I was thinking of noise - or randomness. It crops up in many places. When I was studying visual perception a long time ago (back during the second wave of neural networks) it amazed me what a hostile mechanism light is for actually getting a coherent signal that looks well put together (like what our brain does)
It's all the more interesting because consciousness itself is often described as a consequence of a sensory loop on the brain. The book "I am a strange a loop" goes into detail about this theory.
I remember being 15 or 16 and an older adult friend in my computer club describing LSD to me: "You know when you turn on your computer and the cartridge isn't in right or you have some fault on the PCB bridging some lines on the data or address bus to the video chip? Something like that... LSD is like opening the case of your Commodore 64 and dropping in some loose metal screws..."

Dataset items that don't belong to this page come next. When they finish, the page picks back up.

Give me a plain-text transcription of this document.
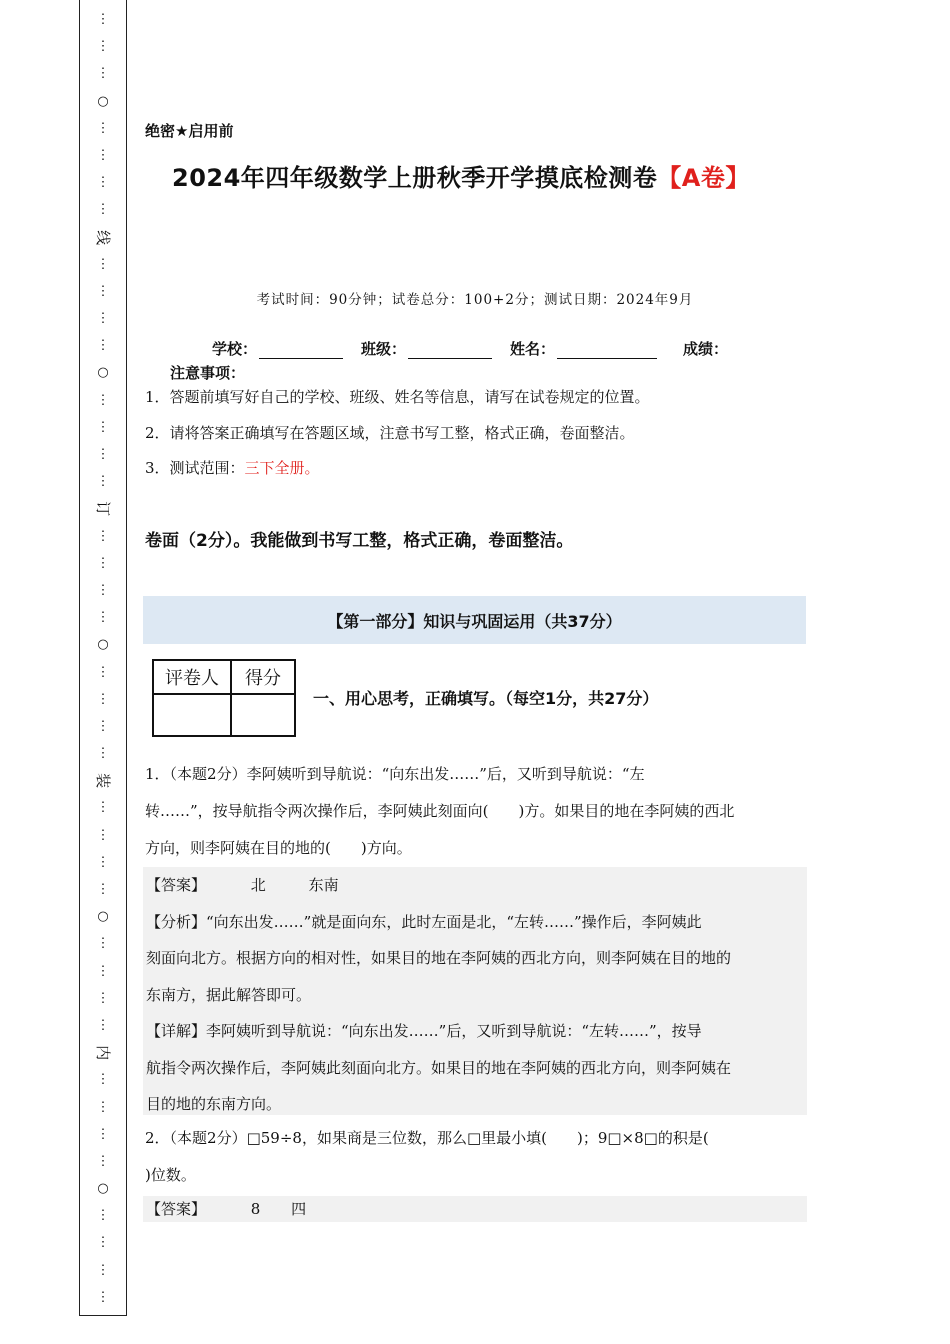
⋮
⋮
⋮
○
⋮
⋮
⋮
⋮
线
⋮
⋮
⋮
⋮
○
⋮
⋮
⋮
⋮
订
⋮
⋮
⋮
⋮
○
⋮
⋮
⋮
⋮
装
⋮
⋮
⋮
⋮
○
⋮
⋮
⋮
⋮
内
⋮
⋮
⋮
⋮
○
⋮
⋮
⋮
⋮
绝密★启用前
2024年四年级数学上册秋季开学摸底检测卷【A卷】
考试时间：90分钟；试卷总分：100+2分；测试日期：2024年9月
学校：	班级：	姓名：	成绩：
注意事项：
1．答题前填写好自己的学校、班级、姓名等信息，请写在试卷规定的位置。
2．请将答案正确填写在答题区域，注意书写工整，格式正确，卷面整洁。
3．测试范围：三下全册。
卷面（2分）。我能做到书写工整，格式正确，卷面整洁。
【第一部分】知识与巩固运用（共37分）
评卷人	得分

一、用心思考，正确填写。（每空1分，共27分）
1．（本题2分）李阿姨听到导航说：“向东出发……”后，又听到导航说：“左
转……”，按导航指令两次操作后，李阿姨此刻面向(　　)方。如果目的地在李阿姨的西北
方向，则李阿姨在目的地的(　　)方向。
【答案】	北	东南
【分析】“向东出发……”就是面向东，此时左面是北，“左转……”操作后，李阿姨此
刻面向北方。根据方向的相对性，如果目的地在李阿姨的西北方向，则李阿姨在目的地的
东南方，据此解答即可。
【详解】李阿姨听到导航说：“向东出发……”后，又听到导航说：“左转……”，按导
航指令两次操作后，李阿姨此刻面向北方。如果目的地在李阿姨的西北方向，则李阿姨在
目的地的东南方向。
2．（本题2分）□59÷8，如果商是三位数，那么□里最小填(　　)；9□×8□的积是(
)位数。
【答案】	8 四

I feel like the analogy holds, at least for simple computers like that where the machine still runs, but with weird alterations. You can look at the patterns that the chip is generating and ... see something [for me never particularly visual, more philosophical]. But it's really just throwing things... off. There's something to learn there, I guess, but I never thought it was terribly metaphysical.

More just evidence that our experience is always mediated, and a sensory change [internal senses as well], a change in texture of mood and thought, and not a very functional one.

  and once you do it seems like a really big deal, but really, it's not
do you mean to say "its not a big deal" or "its ends up not being a big deal to most people" ?

it was a little ambiguius to me what was being implied...

It's that the discovery that our personal coherence and experience is very narrow, is very jarring when we haven't experienced it before and haven't developed cognitive tools to manage that. It's like discovering that from some other perspective that exists in the substrate, it's likely that your entire experience of the world is as bounded and low-entropy as a drawing or a song. If the sudden apprehension that we may be this absurd isn't belly laugh funny, I am confident that someone else especially finds this fact of us not finding it funny even funnier. There's nothing we can do about it, so you just appreciate it for what it is, relieve suffering where you can, and be excited about what else you couldn't have known.
> it's likely that your entire experience of the world is as bounded and low-entropy as a drawing or a song

YES. I've been following some threads related to the Leiden Theory of Language, which basically proposes that human minds differ from other creatures' right now mostly because we're an advanced semiotic organism that has carved out and evolved an ecological niche inside of an specific area of a biological host organism: the human mind. Basically, the mundane world we live every day is not so dissimilar from the one we imagine as an otherworldly future where we might become cyborgs of tech and biology... but we're ALREADY an organic cyborg of language/semiotics and biology. As in, shit is already weird, we just can't recognize the weirdness so well. Perhaps our fellow travellers (other animals) see us best for what we are.

Anyhow, re: drawings/songs. Through this distorted lens, I've been trying to see the way that our stories and narratives are in some ways like our children. I'm trying to see humans as being more like songs or drawings than we care to admit. Or rather, I'm noticing that we find these other things more "disposable" and we feel less kinship with them when they're persisting in various non-human substrates. We don't mourn their loss as fiercely as the loss of a semiotic-biological cyborg that is wrapped inside another human. But that's just our own bias. Maybe some of these lost narratives and semiotic systems deserve to be mourned just as much. Maybe we should be just as sad for the loss of groups of meaning and narrative (other cultures), but we're just not hard-coded to sense it as well...

And really vibing with your use of the word "substrate" btw.